Cases were reported in several provinces, including Aleppo in the north, Latakia on the Mediterranean coast, and Deir el-Zour along the border with Iraq.

Al-Mandhari said WHO is working to strengthen surveillance to identify cases and provide appropriate treatment for sick people, as well as trace infected people and those who have come into contact with them.

He said a plane supported by the WHO carrying about 30 tons of cargo to assist health authorities dealing with the crisis landed in Syria on Monday.

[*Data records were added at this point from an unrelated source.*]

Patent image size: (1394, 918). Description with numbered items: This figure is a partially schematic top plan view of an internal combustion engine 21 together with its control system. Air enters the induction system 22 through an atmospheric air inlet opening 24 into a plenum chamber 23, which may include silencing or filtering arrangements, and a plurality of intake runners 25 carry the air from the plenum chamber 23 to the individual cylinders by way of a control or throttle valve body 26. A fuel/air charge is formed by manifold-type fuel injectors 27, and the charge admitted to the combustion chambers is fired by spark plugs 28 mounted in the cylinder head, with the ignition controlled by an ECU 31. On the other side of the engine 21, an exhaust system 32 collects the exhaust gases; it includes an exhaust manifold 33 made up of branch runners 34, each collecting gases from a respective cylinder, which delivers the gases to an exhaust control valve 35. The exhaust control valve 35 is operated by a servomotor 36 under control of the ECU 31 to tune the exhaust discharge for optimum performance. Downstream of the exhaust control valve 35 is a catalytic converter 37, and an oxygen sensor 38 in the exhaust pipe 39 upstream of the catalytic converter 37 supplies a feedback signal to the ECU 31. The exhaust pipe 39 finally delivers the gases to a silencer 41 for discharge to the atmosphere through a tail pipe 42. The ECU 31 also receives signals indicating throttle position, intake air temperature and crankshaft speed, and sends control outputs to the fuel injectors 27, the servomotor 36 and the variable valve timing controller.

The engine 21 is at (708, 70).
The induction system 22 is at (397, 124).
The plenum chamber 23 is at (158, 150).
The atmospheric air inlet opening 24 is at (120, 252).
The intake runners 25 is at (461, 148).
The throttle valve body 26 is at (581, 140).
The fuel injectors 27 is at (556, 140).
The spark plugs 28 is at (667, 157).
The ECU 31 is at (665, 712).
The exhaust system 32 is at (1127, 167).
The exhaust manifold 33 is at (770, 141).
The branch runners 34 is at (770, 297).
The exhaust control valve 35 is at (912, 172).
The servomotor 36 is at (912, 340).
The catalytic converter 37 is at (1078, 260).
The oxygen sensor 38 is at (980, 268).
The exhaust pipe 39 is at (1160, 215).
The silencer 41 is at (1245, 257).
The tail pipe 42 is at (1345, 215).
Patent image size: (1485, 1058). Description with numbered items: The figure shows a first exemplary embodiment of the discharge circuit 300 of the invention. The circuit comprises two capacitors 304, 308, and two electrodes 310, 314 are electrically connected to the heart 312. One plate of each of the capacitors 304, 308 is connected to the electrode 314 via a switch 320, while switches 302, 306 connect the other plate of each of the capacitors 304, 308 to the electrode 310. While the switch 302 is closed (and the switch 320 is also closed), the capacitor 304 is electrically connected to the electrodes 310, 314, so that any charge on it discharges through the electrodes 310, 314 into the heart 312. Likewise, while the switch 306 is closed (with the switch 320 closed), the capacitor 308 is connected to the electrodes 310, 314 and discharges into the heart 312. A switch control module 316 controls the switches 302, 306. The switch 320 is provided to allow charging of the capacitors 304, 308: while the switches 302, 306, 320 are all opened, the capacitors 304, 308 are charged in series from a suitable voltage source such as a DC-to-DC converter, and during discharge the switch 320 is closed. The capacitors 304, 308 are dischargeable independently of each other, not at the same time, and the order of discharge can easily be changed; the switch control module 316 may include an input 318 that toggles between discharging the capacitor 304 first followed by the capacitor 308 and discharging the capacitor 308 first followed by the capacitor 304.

Al-Mandhari said supplies would be evenly distributed according to demand, including in areas in the northwest and northeast of the rebels controlled by US-backed Kurdish fighters.

He said another plane was scheduled to arrive on Wednesday with a similar amount of cargo.

The outbreak comes at a time when Syria’s health sector has been badly damaged over the past 11 years in a conflict that has killed hundreds of thousands of people, injured more than 1 million and displaced half the country’s population. moved before the war.

Al-Mandhari said 55% of healthcare facilities are not functioning in Syria and about 30% of hospitals sometimes fail because of “the lack of electricity, which causes them to use generators, which is unsustainable”.

He added that many Syrian medical staff have left the country over the years, resulting in a shortage of staff to run various services.

“The health situation in Syria is really difficult. It was very challenging,” said Al-Mandhari.

Separately, Al-Mandhari said about 15% of the Syrian population has received a single dose of the COVID-19 vaccine, or about 2.5 million people.

“It’s really low compared to our target of 40% by the end of June and 70% by the end of the year.” He said 13% of Syrian residents received two doses of the drug.